Heartworm disease is well-known among dog and other pet owners for a reason—it can get serious. Left untreated, heartworm disease can result in heart failure, severe lung disease, damage to other organs, and even death for pets in South Salem. Today, our vets explain why prevention is so important.
Heartworm Disease in Pets
Heartworm disease is primarily caused by a parasitic worm Dirofilaria immitis, and it spreads via mosquito bites.
Pets including dogs, cats, and ferrets can become 'definitive hosts,', which means that the worms live inside the animal, mature into adults, mate, and produce offspring. We call this condition heartworm disease because the worms live in the heart, lungs, and blood vessels of an infected pet.

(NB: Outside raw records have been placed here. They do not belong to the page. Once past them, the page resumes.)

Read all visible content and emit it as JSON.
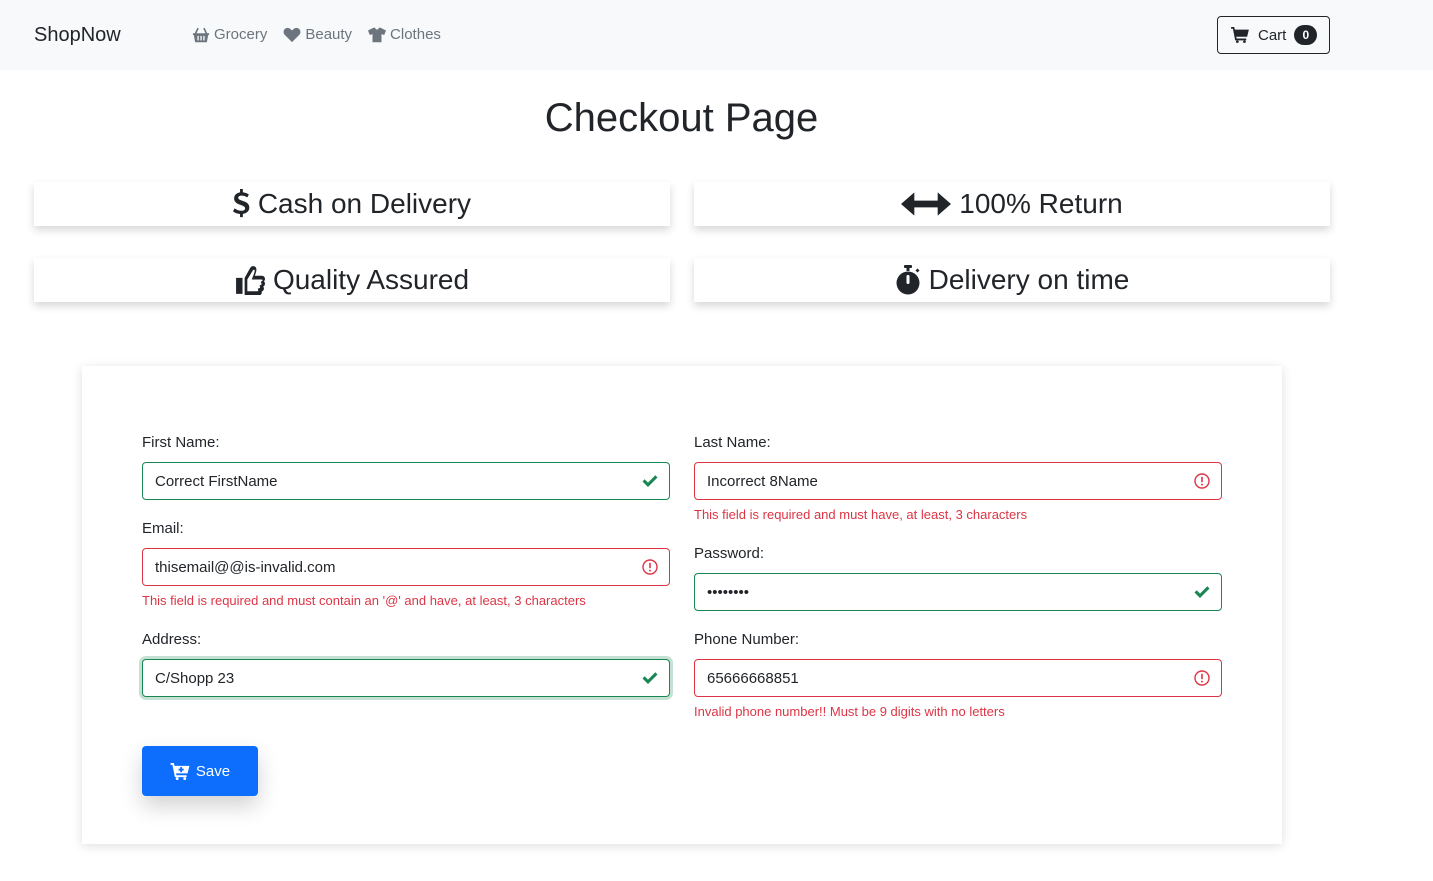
{
  "navbar": {
    "brand": "ShopNow",
    "links": [
      {
        "label": "Grocery",
        "icon": "basket-icon"
      },
      {
        "label": "Beauty",
        "icon": "heart-icon"
      },
      {
        "label": "Clothes",
        "icon": "shirt-icon"
      }
    ],
    "cart": {
      "label": "Cart",
      "count": "0",
      "icon": "cart-icon"
    }
  },
  "page": {
    "title": "Checkout Page"
  },
  "features": [
    {
      "label": "Cash on Delivery",
      "icon": "dollar-icon"
    },
    {
      "label": "100% Return",
      "icon": "arrows-horizontal-icon"
    },
    {
      "label": "Quality Assured",
      "icon": "thumbs-up-icon"
    },
    {
      "label": "Delivery on time",
      "icon": "stopwatch-icon"
    }
  ],
  "form": {
    "first_name": {
      "label": "First Name:",
      "value": "Correct FirstName",
      "state": "valid"
    },
    "last_name": {
      "label": "Last Name:",
      "value": "Incorrect 8Name",
      "state": "invalid",
      "error": "This field is required and must have, at least, 3 characters"
    },
    "email": {
      "label": "Email:",
      "value": "thisemail@@is-invalid.com",
      "state": "invalid",
      "error": "This field is required and must contain an '@' and have, at least, 3 characters"
    },
    "password": {
      "label": "Password:",
      "value": "••••••••",
      "state": "valid"
    },
    "address": {
      "label": "Address:",
      "value": "C/Shopp 23",
      "state": "valid"
    },
    "phone": {
      "label": "Phone Number:",
      "value": "65666668851",
      "state": "invalid",
      "error": "Invalid phone number!! Must be 9 digits with no letters"
    },
    "save_label": "Save"
  },
  "colors": {
    "valid": "#198754",
    "invalid": "#dc3545",
    "primary": "#0d6efd",
    "navbar_bg": "#f8f9fa"
  }
}
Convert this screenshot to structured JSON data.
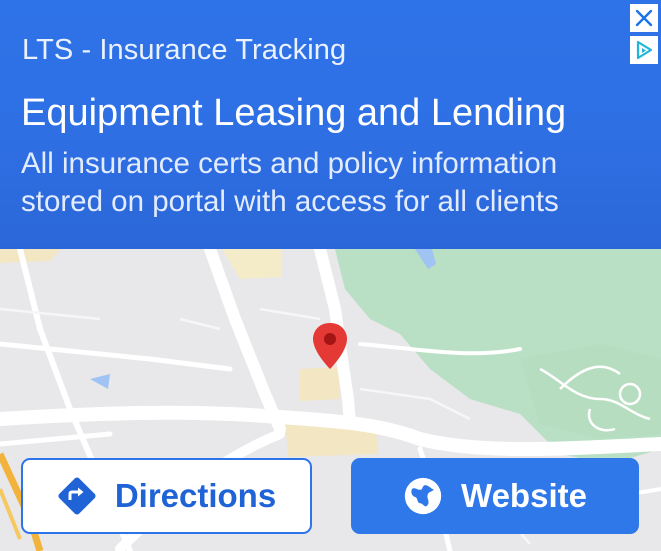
{
  "ad": {
    "advertiser": "LTS - Insurance Tracking",
    "headline": "Equipment Leasing and Lending",
    "description": "All insurance certs and policy information stored on portal with access for all clients",
    "close_icon": "close-icon",
    "adchoices_icon": "adchoices-icon"
  },
  "map": {
    "marker_icon": "map-pin-icon"
  },
  "buttons": {
    "directions_label": "Directions",
    "directions_icon": "directions-icon",
    "website_label": "Website",
    "website_icon": "globe-icon"
  },
  "colors": {
    "header_blue": "#2e6fe4",
    "button_blue": "#2f78ea",
    "pin_red": "#e53935",
    "park_green": "#b8dfc3"
  }
}
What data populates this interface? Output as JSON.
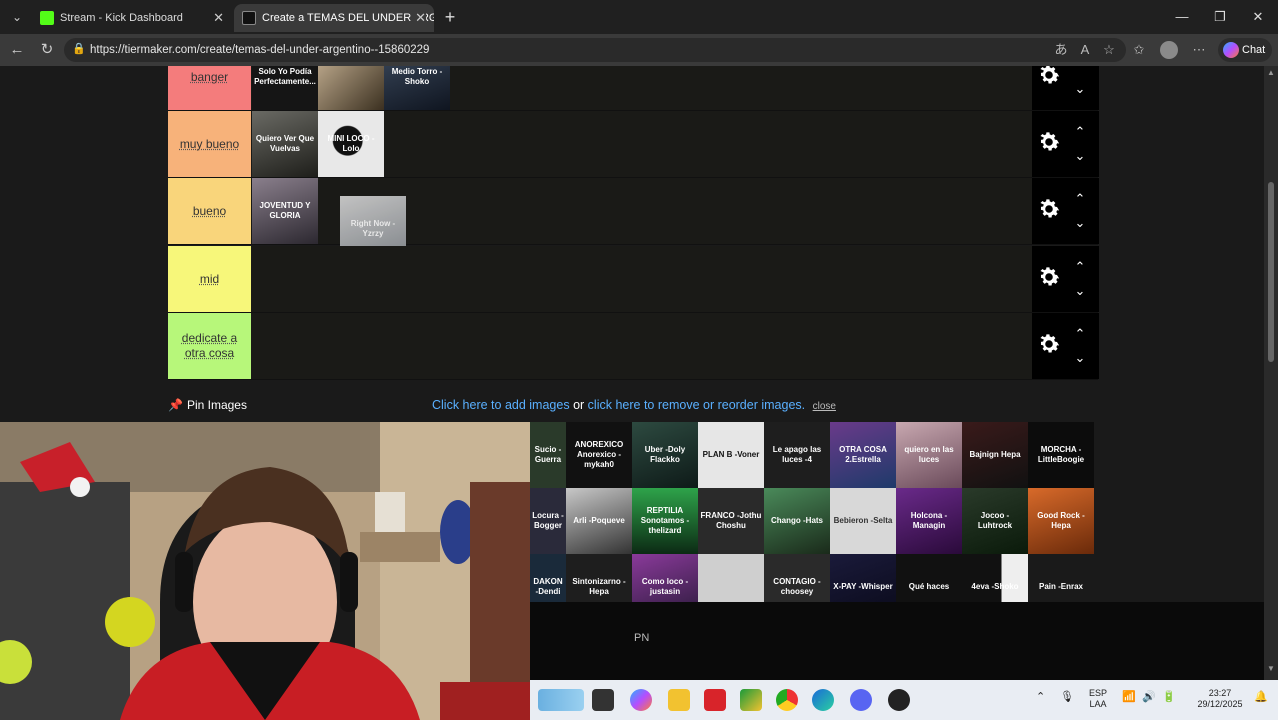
{
  "browser": {
    "tabs": [
      {
        "label": "Stream - Kick Dashboard",
        "active": false
      },
      {
        "label": "Create a TEMAS DEL UNDER ARGENTINO",
        "active": true
      }
    ],
    "url": "https://tiermaker.com/create/temas-del-under-argentino--15860229",
    "chat_label": "Chat"
  },
  "tiers": [
    {
      "label": "banger",
      "color": "#f47c7c",
      "items": [
        "Solo Yo Podía Perfectamente...",
        "",
        "Medio Torro -Shoko"
      ]
    },
    {
      "label": "muy bueno",
      "color": "#f7b27a",
      "items": [
        "Quiero Ver Que Vuelvas",
        "MINI LOCO -Lolo"
      ]
    },
    {
      "label": "bueno",
      "color": "#f9d57b",
      "items": [
        "JOVENTUD Y GLORIA",
        "Right Now -Yzrzy"
      ]
    },
    {
      "label": "mid",
      "color": "#f7f77a",
      "items": []
    },
    {
      "label": "dedicate a otra cosa",
      "color": "#b7f77a",
      "items": []
    }
  ],
  "pin": {
    "label": "Pin Images"
  },
  "instructions": {
    "add_link": "Click here to add images",
    "or_text": "or",
    "remove_link": "click here to remove or reorder images.",
    "close": "close"
  },
  "pool_items": [
    "Sucio -Guerra",
    "ANOREXICO Anorexico -mykah0",
    "Uber -Doly Flackko",
    "PLAN B -Voner",
    "Le apago las luces -4",
    "OTRA COSA 2.Estrella",
    "quiero en las luces",
    "Bajnign Hepa",
    "MORCHA -LittleBoogie",
    "Locura -Bogger",
    "Arli -Poqueve",
    "REPTILIA Sonotamos -thelizard",
    "FRANCO -Jothu Choshu",
    "Chango -Hats",
    "Bebieron -Selta",
    "Holcona -Managin",
    "Jocoo -Luhtrock",
    "Good Rock -Hepa",
    "DAKON -Dendi",
    "Sintonizarno -Hepa",
    "Como loco -justasin",
    "",
    "CONTAGIO -choosey",
    "X-PAY -Whisper",
    "Qué haces",
    "4eva -Shoko",
    "Pain -Enrax"
  ],
  "overlay_text": "PN",
  "taskbar": {
    "lang": "ESP",
    "region": "LAA",
    "time": "23:27",
    "date": "29/12/2025"
  }
}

Typically, symptoms of heartworm disease aren't noticeable until the disease is advanced. Some common symptoms of heartworm disease are a swollen abdomen, coughing, low energy or fatigue, weight loss, and difficulty breathing.
How can you figure out if your pet has heartworm disease? The more surefire way is to visit your veterinarian. Your vet can complete blood tests to detect heartworm proteins (antigens), which are released into the animal's bloodstream. Heartworm proteins can't be detected until about five months (at the earliest) after an animal is bitten by an infected mosquito.
What should I do if my pet has heartworm disease?
Because treatment for heartworm disease carries challenges such as serious complications and potential toxicity to your pet's body and costs associated with multiple visits to the veterinarian, bloodwork, hospitalization, x-rays and a series of injections, our advice on the absolute best treatment is simply prevention.
That said, if your pet is diagnosed with heartworm disease, your vet will have treatment options available. FDA-approved melarsomine dihydrochloride is a drug that contains arsenic, which kills adult heartworms. Melarsomine dihydrochloride will be administered via injection into your pet's back muscles in order to treat the disease.
Topical FDA-approved solutions are also available. These can help to get rid of parasites in the bloodstream when applied directly to the animal's skin.
Heartworm disease prevention
Ensuring that your pet is on preventive medication is an effective way to help prevent heartworm disease. Even if they are already on preventive heartworm medication, we recommend that dogs be tested for heartworms annually.
Heartworm prevention is safer, easier, and much more affordable than treating the progressed disease. In addition to preventing heartworm, a number of preventive medications can also help protect against other parasites such as hookworms, whipworms and roundworms.